Cre. There be serpents, too, with jaws of gold, an old-world symbol.[62]
Ion. Is that Athena's gift, bidding[63] her race grow up under their guardianship?
Cre. Yes, to copy our ancestor Erichthonius.
Ion. What is their object? what the use of these golden gauds? pray, tell.
Cre. Necklaces for the new-born babe to wear, my child.
Ion. Lo! here they lie. Yet would I know the third sign.
Cre. About thy brow I bound an olive-wreath that day, plucked from the tree Athena first made grow on her own rock. If haply that is there, it hath not lost its verdure yet, but still is fresh, for it came from the stock that grows not old.
Ion. Mother, dearest mother, with what rapture I behold thee, as on thy cheeks, that share my joy, I press my lips!
Cre. My son, light that in thy mother's eye outshinest yonder sun,—I know the god will pardon me,—in my arms I hold thee, whom I never hoped to find, for I thought thy home was in that nether world, among the ghosts with Queen Persephone.
Ion. Ah, dear mother mine! within thy arms I rest, the dead now brought to light, and dead no more.
Cre. Hail, thou broad expanse of bright blue sky! What words can I find to utter my joy aloud? Whence comes to me such unexpected rapture? To what do I owe this bliss?
Ion. This is the last thing that ever would have occurred to me, mother, that I was thy child.
Cre. With fear I tremble still.
Ion. Dost thou doubt my reality?
Cre. Far from me had I banished these hopes. Whence, O whence, lady, didst thou take my babe into thy arms? Who carried him to the courts of Loxias?
Ion. 'Tis a miracle! Oh! may we for the rest of our career be happy, as we were hapless heretofore.
Cre. In tears wert thou brought forth, my child, and with sorrow to thy mother didst thou leave her arms; but now I breathe again as I press my lips to thy cheek, in full enjoyment of happiness.
Ion. Thy words express our mutual feelings.
Cre.
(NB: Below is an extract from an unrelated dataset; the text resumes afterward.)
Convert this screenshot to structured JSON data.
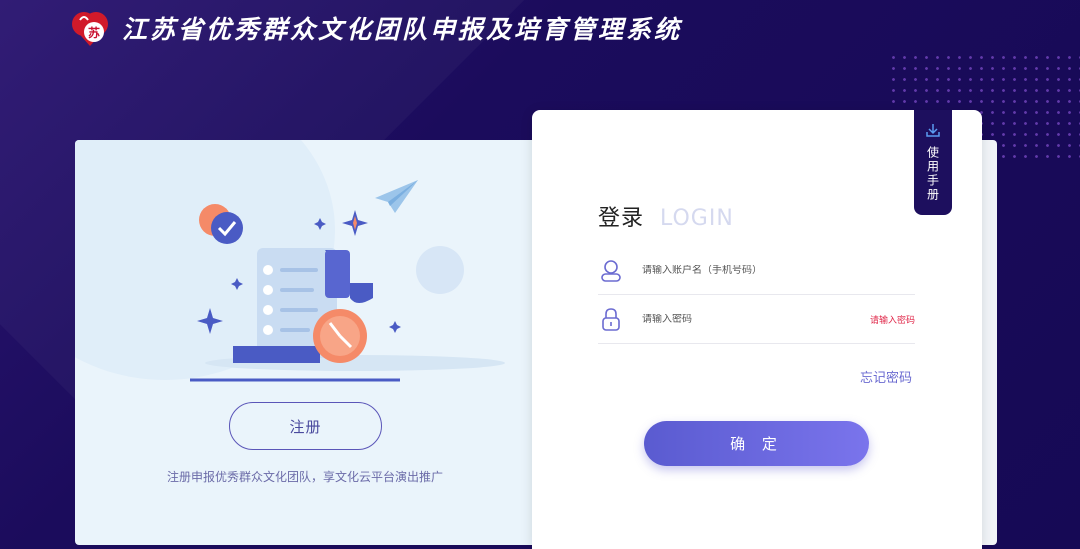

No more am I of son and heir bereft; my house is stablished and my country hath a prince; Erechtheus groweth young again; no longer is the house of the earth-born race plunged in gloom, but lifts its eyes unto the radiant sun.
Ion. Mother mine, since my father too is here, let him share the joy I have brought to thee.
Cre. My child, my child, what sayst thou? How is my sin finding me out!
Ion. What meanest thou?
Cre. Thou art of a different, far different stock.
Ion. Alas for me! Am I a bastard, then, born in thy maiden days?
Cre. Nor nuptial torch nor dance, my child, ushered in my wedding and thy birth.
Ion. O mother, mother! whence do I draw my base origin?
Cre. Be witness she who slew the Gorgon,
Ion. What meanest thou? Cre. She that on my native rocks makes the olive-clad hill her seat.
Ion. Thy words to me are but as cunning riddles. I cannot read them.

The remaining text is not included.